The treatment protocol used in our hospital was similar to that found in the literature.5–10 However, there is no standard treatment established from randomised trials, so treatment was based on clinical practice. In 2005, Segaert et al. developed a treatment procedure for skin toxicity and Lacouture et al.8 did the same in 2007. In 2008, the results of a panel of experts were published, which contained recommendations for the treatment of skin eruption caused by receiving erlonitib,23 and in 2009 the Canadian clinical practice guidelines for managing skin eruptions secondary to anti-EGFR therapy5 were published. For a mild rash, treatment options include topical corticosteroids of low to medium strength, 2% clindamycin gel and 1% hydrocortisone solution.5,8 Some authors advise against the use of steroids,9,24 as they are a known cause of acneiform eruption. Pimecrolimus has been used successfully in isolated cases; however, a recent prospective, uncontrolled study showed no clinical benefit for it.25 Other topical options used are benzoyl peroxide, fusidic acid, erythromycin, metronidazole,6,7 with little improvement. Retinoids are also used7; however, the possible exacerbation of xerosis must be assessed, and some groups do not support their use as they do not consider the eruptions to be acne.9,26 Finally, oral tetracyclines are a good option.19

Another possibility studied is the search for preventive strategies: the controlled study STEPP27 compared the use of treatment when therapy was started or once toxicity was displayed. There was a 50% reduction in the incidence of adverse moderate/severe (Grade 2 or higher) in those receiving preventive treatment.5

There are several treatment strategies currently being studied in clinical trials. After conducting a randomised, double-blind, placebo-controlled study, Scope et al. suggested that prophylactic treatment with oral minocycline once a day reduced the occurrence of moderate/severe cases, whereas the topical application of tazarotene had no clinical benefit for any of these patients.28 Subsequently, a randomised, placebo-controlled, double-blind study was published, which concluded that oral tetracycline treatment twice daily did not prevent the eruption from developing, but reduced the occurrence of severe cases.29 Other treatment options for prevention or treatment9 are currently being studied, based on the mechanism of occurrence of skin toxicity, such as the topical application of menadione twice daily.
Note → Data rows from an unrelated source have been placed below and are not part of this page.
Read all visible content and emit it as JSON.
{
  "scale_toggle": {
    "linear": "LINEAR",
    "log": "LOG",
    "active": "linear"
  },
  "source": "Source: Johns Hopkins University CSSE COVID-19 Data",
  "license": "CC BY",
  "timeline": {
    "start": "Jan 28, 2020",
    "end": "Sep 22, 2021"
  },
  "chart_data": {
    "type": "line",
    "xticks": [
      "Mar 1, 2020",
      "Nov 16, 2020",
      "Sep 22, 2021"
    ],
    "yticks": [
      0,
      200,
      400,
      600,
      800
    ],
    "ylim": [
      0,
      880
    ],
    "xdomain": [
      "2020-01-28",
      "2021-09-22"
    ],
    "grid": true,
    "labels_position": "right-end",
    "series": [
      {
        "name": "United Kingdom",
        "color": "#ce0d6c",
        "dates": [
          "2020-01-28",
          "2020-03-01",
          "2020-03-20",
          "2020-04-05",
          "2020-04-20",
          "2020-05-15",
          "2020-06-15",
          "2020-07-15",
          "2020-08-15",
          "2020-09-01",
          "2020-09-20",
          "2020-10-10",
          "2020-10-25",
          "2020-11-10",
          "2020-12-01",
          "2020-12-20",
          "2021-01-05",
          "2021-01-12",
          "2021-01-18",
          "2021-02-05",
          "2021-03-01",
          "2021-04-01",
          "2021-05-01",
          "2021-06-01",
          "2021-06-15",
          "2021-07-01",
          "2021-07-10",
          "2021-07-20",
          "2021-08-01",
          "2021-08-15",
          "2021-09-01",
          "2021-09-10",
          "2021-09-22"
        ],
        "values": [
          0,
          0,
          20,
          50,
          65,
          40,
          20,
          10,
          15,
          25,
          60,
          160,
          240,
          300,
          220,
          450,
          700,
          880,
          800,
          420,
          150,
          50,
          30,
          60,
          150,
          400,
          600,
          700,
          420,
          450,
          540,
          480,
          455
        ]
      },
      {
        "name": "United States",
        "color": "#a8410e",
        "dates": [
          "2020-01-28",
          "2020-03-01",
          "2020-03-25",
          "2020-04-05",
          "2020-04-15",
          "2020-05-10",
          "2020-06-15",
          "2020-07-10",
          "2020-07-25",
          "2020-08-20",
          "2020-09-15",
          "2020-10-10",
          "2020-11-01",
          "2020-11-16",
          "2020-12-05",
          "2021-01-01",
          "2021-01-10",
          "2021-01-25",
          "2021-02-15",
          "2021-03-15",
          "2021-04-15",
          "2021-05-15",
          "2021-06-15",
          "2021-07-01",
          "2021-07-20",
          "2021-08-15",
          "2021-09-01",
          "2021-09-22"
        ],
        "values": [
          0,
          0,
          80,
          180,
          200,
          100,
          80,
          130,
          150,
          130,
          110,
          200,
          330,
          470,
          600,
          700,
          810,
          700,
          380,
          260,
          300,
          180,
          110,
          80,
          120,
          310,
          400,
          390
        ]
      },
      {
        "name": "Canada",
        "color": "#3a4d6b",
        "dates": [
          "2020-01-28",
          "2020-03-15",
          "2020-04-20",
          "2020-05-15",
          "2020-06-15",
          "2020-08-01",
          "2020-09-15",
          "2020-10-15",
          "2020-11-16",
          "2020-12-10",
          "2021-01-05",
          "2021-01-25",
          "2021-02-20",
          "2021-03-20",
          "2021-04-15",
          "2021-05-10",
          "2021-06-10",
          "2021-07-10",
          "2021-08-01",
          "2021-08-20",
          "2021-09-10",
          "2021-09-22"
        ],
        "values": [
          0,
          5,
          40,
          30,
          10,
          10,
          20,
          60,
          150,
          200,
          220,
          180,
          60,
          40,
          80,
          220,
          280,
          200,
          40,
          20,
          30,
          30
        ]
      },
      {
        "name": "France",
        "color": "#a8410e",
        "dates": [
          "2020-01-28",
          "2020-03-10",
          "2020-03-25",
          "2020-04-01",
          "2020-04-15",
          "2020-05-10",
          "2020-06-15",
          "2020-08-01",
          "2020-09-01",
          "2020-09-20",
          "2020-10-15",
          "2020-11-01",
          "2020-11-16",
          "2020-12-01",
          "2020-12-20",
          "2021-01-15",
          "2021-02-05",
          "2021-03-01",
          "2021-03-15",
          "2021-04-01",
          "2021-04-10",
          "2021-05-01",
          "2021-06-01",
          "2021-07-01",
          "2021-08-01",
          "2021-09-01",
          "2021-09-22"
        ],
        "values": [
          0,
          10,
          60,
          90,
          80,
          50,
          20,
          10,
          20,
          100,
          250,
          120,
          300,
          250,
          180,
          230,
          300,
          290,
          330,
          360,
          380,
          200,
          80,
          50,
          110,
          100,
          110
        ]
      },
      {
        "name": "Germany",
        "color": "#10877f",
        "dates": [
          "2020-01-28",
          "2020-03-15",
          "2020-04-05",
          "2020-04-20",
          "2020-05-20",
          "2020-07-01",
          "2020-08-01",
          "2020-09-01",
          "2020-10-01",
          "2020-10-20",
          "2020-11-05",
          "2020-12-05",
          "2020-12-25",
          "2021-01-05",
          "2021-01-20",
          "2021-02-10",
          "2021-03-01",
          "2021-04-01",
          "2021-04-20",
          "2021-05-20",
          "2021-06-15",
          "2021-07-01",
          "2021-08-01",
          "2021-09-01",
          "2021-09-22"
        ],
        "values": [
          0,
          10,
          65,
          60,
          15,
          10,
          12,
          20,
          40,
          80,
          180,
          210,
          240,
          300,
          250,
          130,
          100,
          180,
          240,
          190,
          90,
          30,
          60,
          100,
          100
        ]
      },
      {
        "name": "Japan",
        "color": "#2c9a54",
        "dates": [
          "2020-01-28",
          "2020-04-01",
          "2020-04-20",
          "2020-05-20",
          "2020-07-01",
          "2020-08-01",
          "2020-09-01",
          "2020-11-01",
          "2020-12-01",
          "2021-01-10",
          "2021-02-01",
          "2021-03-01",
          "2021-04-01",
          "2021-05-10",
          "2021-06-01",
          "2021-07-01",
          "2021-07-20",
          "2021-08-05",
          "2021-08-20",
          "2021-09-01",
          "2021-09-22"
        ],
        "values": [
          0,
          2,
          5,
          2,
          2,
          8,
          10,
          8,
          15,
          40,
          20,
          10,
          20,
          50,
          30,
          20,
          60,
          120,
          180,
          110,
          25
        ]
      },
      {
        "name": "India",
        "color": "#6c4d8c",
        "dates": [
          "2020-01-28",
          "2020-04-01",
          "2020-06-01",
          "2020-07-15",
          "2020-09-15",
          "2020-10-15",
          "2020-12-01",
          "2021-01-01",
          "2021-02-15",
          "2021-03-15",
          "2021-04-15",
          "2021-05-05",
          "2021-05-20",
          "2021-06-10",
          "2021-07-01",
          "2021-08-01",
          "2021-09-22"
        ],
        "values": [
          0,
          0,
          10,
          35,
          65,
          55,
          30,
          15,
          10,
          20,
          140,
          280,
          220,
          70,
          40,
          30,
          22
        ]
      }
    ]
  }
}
Randomised studies are needed to support prophylactic treatment in these patients and to establish a standard evidence-based treatment.

The main limitation of this study is its retrospective nature, which in our case introduced information bias due to incomplete filling of medical records, especially for adverse events considered to be less well-known or serious. However, information on the skin toxicity of cetuximab in clinical practice was provided.

In conclusion, this cetuximab safety profile study shows that skin type adverse effects are common and present a predictable pattern of occurrence, as described in other studies. Knowing the high incidence of skin toxicity secondary to treatment with cetuximab and the symptom onset profile helps us predict these cutaneous manifestations, monitor them and treat them early.

The consensus from a number of sources points to the importance of active care by a multidisciplinary team in treating these adverse effects, due to the significant consequences of compliance and, therefore, the efficacy of the therapy. It is very important to monitor these patients to prevent dose reduction or treatment interruption. An appropriate treatment programme based on the grade of the exanthema should be established, which limits the incidence of severe adverse effects and improves tolerability. Patients must be well informed through good pharmaceutical care, with prompt recognition of symptoms and treatment of injuries as quickly as possible, which will encourage greater compliance and, ultimately, an improved quality of life for the patient.

The authors declare they have no conflicts of interest.